Orestes almost laughed, a choked-off, strange sound. "Funny thing about that – ever notice how we always come back to the Galactica? Whether we're in the middle of a mission or just talking in the O Club. We're always thinking about her, about the rest of our people. Even when we're not with the Galactica, we're with her."

"That's our mission. That's why we're here," Cain cut in sternly, trying not to recall his own doubts of a centar before.

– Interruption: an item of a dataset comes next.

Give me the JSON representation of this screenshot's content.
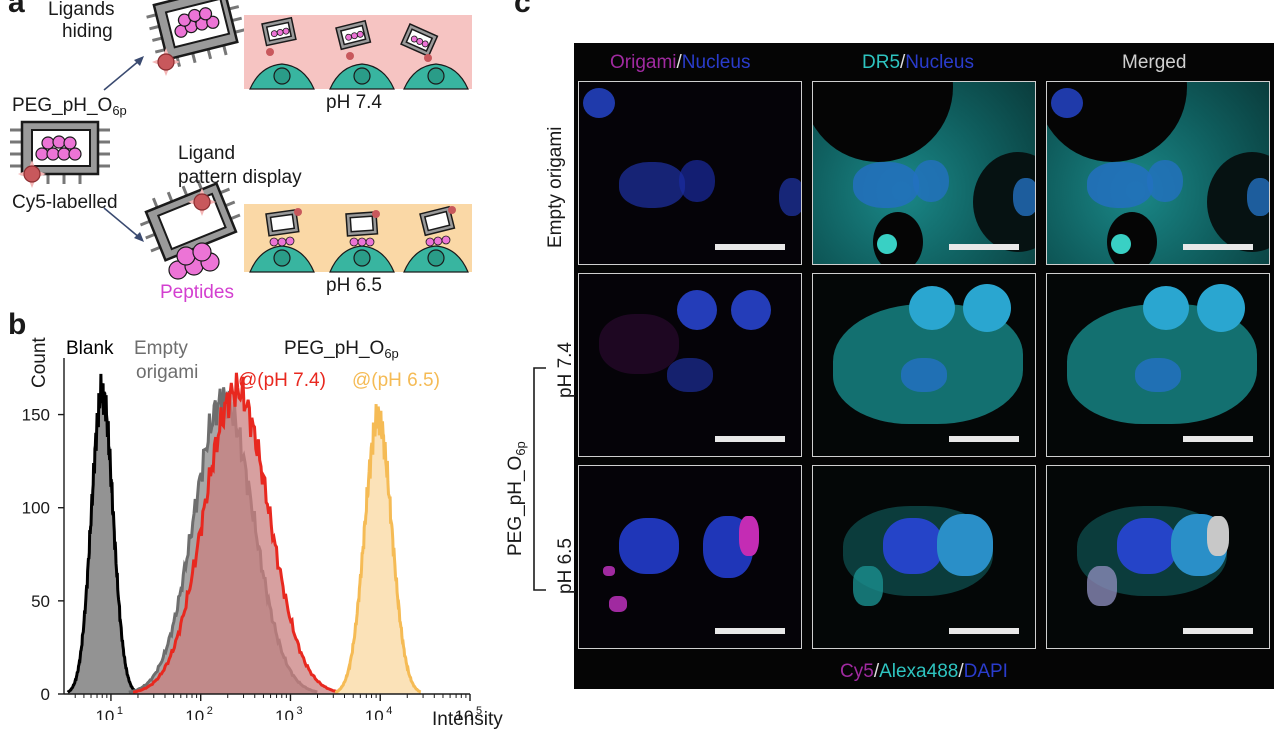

Orestes glanced around the dead and still base once more, then upward to the equally dead and completely silent space battle site. His retort was delivered almost recklessly. "If you're right, the Galactica is past here. She's past Cylon reach, and maybe into new space where nobody knows what's waiting. Maybe it's time to go back to her, to rejoin the fleet. Maybe they need us with them now. Maybe we need–"

"We have our own fleet to protect. The Delphians–"

"Take pride in telling us they can take care of themselves. Nothing's stopping them from going with us – or from leaving us. And why do they need us more than our own people?"

Falstaff and Astarte felt paralyzed, half-expecting their commander to react with outrage.

Cain studied the younger man thoughtfully. "Maybe you're right," he murmured after several long centons. "But for now, let's get back to our ship. She needs us too."

They headed back to their Vipers.

Orestes, at least, was glad to be leaving, and he believed the others were, too. The place was too hot, too oppressive, too full of Cylon thoughts. It was getting to him – he was warm; his skin crawled as if infested with insects or some small plant or animal form; and he felt waves of dizziness from heat and dehydration. As he climbed into his Viper and settled his helmet, preparing for launch, he took a long look at the jungle, and found himself shuddering. It would be good to be back in space, better to be within the metal walls of their base ship. It would be good to be home.

Home.

And maybe, he thought longingly, they would soon be back with the fleet. That was all that was left of their worlds, all that was left of home. Reunited with the fleet, they would really, finally, be home.